In Camerun un'oasi dalla guerra, tra accoglienza e fraternità
Francesca Sabatinelli - Ngalan (Camerun)
“Per la prima volta quest’anno le nostre alunne anglofone saranno presenti agli esami”. Suor Perpetual Ndupuechi, preside dell’Istituto Tecnico Femminile Santa Rosa Venerini” di Ngalan, sobborgo di Ebolowa, nella regione Sud del Camerun, parla fiera delle sue allieve provenienti dalle regioni del nordovest e del sudovest del Paese, le uniche due delle dieci in totale dove si parla l’inglese e che, ormai da anni, sono devastate da una drammatica guerra dettata dalla volontà dei ribelli separatisti di voler trasformare le due regioni in uno stato autonomo, in risposta a quella che viene ritenuta la marginalizzazione creata dalla maggioranza francofona. “Le ragazze che sono qui - spiega suor Perpetual - sono fuggite dalla guerra, per questo abbiamo aperto la sezione anglofona, per accogliere, per aiutare”, una possibilità concretizzatasi grazie soprattutto all’aiuto economico del Gruppo India, la onlus fondata nel 1980 dal gesuita padre Mario Pesce e che, in diverse parti del mondo, si pone al fianco delle persone con interventi nell'ambito sanitario, educativo e nella formazione professionale.
Indipendenza e futuro
Nato nel 1993, l’Istituto tecnico femminile delle suore Maestre Pie Venerini di Ngalan, nel 2016 è stato riconosciuto ufficialmente dal ministero dell’Istruzione del Camerun. “Oggi abbiamo 163 allieve - prosegue la religiosa - dai 10 fino ai 23-24 anni”, che qui affrontano una istruzione completa, dalle materie classiche a quelle professionali, come taglio e cucito, disegno tecnico, economia sociale e domestica, fondamentali per chi, come molte di queste giovani, si è lasciata alle spalle difficili situazioni di vita, una maternità in solitudine, l’allontanamento dalla famiglia, la povertà estrema.
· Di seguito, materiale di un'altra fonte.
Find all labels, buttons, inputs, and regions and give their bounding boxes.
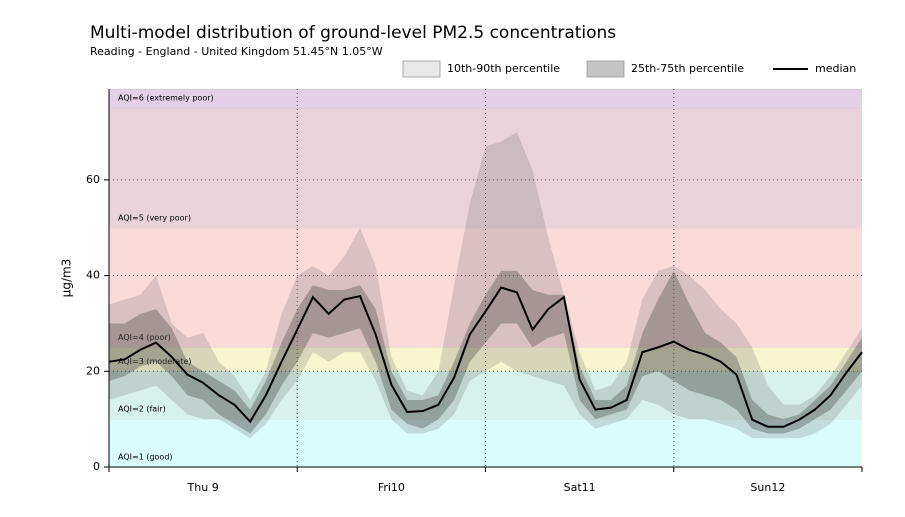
legend-swatch [402, 60, 441, 78]
aqi-band-label: AQI=1 (good) [118, 453, 173, 462]
chart-title: Multi-model distribution of ground-level… [90, 23, 616, 43]
y-tick-label: 20 [86, 364, 100, 377]
x-tick-label: Thu 9 [187, 481, 219, 494]
legend-swatch [586, 60, 625, 78]
legend-label: 10th-90th percentile [447, 62, 560, 75]
aqi-band [109, 227, 862, 348]
aqi-band [109, 419, 862, 467]
legend-label: 25th-75th percentile [631, 62, 744, 75]
percentile-area [109, 132, 862, 439]
aqi-band [109, 371, 862, 420]
aqi-band-label: AQI=3 (moderate) [118, 357, 192, 366]
aqi-band-label: AQI=2 (fair) [118, 405, 166, 414]
legend-label: median [815, 62, 856, 75]
y-tick-label: 60 [86, 173, 100, 186]
aqi-band [109, 108, 862, 228]
y-axis-label: µg/m3 [60, 259, 74, 298]
x-tick-label: Sat11 [564, 481, 596, 494]
aqi-band-label: AQI=4 (poor) [118, 333, 171, 342]
x-tick-label: Sun12 [750, 481, 785, 494]
aqi-band-label: AQI=6 (extremely poor) [118, 94, 214, 103]
y-tick-label: 0 [93, 460, 100, 473]
chart-subtitle: Reading - England - United Kingdom 51.45… [90, 45, 383, 58]
y-tick-label: 40 [86, 269, 100, 282]
aqi-band-label: AQI=5 (very poor) [118, 213, 191, 222]
median-line [108, 286, 863, 428]
percentile-area [109, 270, 862, 434]
x-tick-label: Fri10 [378, 481, 405, 494]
Un’occasione importante per queste ragazze per poter ambire ad una indipendenza e ad un futuro migliore. “Quello che sono oggi lo devo all’Istituto - spiega Lorraine Nyangon, ex allieva e oggi insegnante - se sono diventata sarta è grazie al Venerini che oggi è frequentato anche da mia figlia e ne sono fiera, perché è l’istruzione migliore per le giovani ragazze, perché è qui che si insegna come è giusto vivere e come evitare, ad esempio, la prostituzione”.
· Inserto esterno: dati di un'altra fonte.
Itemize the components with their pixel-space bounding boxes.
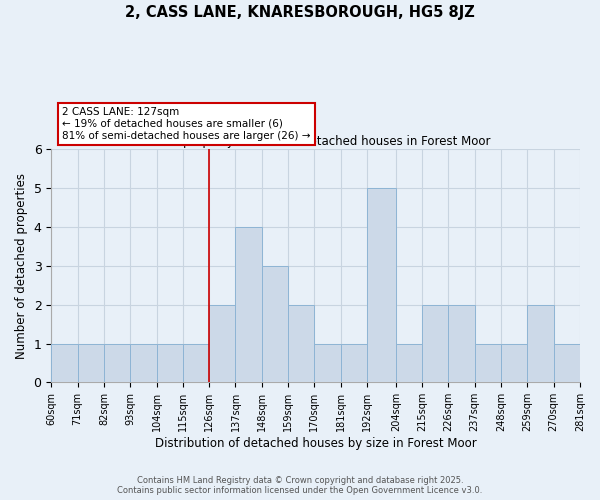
Y-axis label: Number of detached properties: Number of detached properties — [15, 173, 28, 359]
Bar — [51, 344, 77, 382]
Bar — [501, 344, 527, 382]
Bar — [130, 344, 157, 382]
X-axis label: Distribution of detached houses by size in Forest Moor: Distribution of detached houses by size … — [155, 437, 476, 450]
Bar — [396, 344, 422, 382]
Bar — [77, 344, 104, 382]
Bar — [475, 344, 501, 382]
Bar — [104, 344, 130, 382]
Bar — [367, 188, 396, 382]
Bar — [314, 344, 341, 382]
Bar — [554, 344, 580, 382]
Bar — [288, 304, 314, 382]
Bar — [341, 344, 367, 382]
Bar — [209, 304, 235, 382]
Bar — [527, 304, 554, 382]
Bar — [235, 227, 262, 382]
Bar — [183, 344, 209, 382]
Bar — [262, 266, 288, 382]
Title: Size of property relative to detached houses in Forest Moor: Size of property relative to detached ho… — [140, 135, 491, 148]
Bar — [448, 304, 475, 382]
Bar — [422, 304, 448, 382]
Text: 2, CASS LANE, KNARESBOROUGH, HG5 8JZ: 2, CASS LANE, KNARESBOROUGH, HG5 8JZ — [125, 5, 475, 20]
Text: Contains HM Land Registry data © Crown copyright and database right 2025.
Contai: Contains HM Land Registry data © Crown c… — [118, 476, 482, 495]
Bar — [157, 344, 183, 382]
Text: 2 CASS LANE: 127sqm
← 19% of detached houses are smaller (6)
81% of semi-detache: 2 CASS LANE: 127sqm ← 19% of detached ho… — [62, 108, 310, 140]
L’ex lebbrosario di Ngalan
A pochi passi di distanza dall’Istituto, in una realtà completamente diversa, si incontrano altre persone che non nascondono la loro riconoscenza alle Maestre Pie Venerini. Sono ex malati che, ancora oggi, vivono in quello che fino a qualche anno fa era, a pieno titolo, un lebbrosario ma che, ormai da cinque anni, non presenta più nuovi casi. Questo luogo, perduta la dimensione di luogo segregativo, si è trasformato in un vero e proprio villaggio - sempre seguito dalle religiose - abitato da ex pazienti e dai loro familiari, tutti arrivati qui nel tempo, vittime dello stigma sociale. E oggi, senza nascondere le memorie del passato - a partire dai segni lasciati sui corpi di chi è stato malato - si apre a chiunque abbia bisogno di un aiuto sanitario. Il suo dispensario offre consulenza tre volte a settimana a coloro che ne hanno necessità. “Curiamo tutti - spiega l’infermiera Eloise - ora che la lebbra, almeno qui, è praticamente debellata, noi ci facciamo carico di qualunque malattia”, la principale delle quali è la malaria. Nei casi più gravi, sui quali non basta intervenire con semplici consulti, si fa riferimento a strutture più all’avanguardia. “Le prime cure però – conclude Eloise – le prestiamo noi, che ci facciamo carico di qualunque malattia e accogliamo chiunque sia malato, senza distinzione di razza o di età”.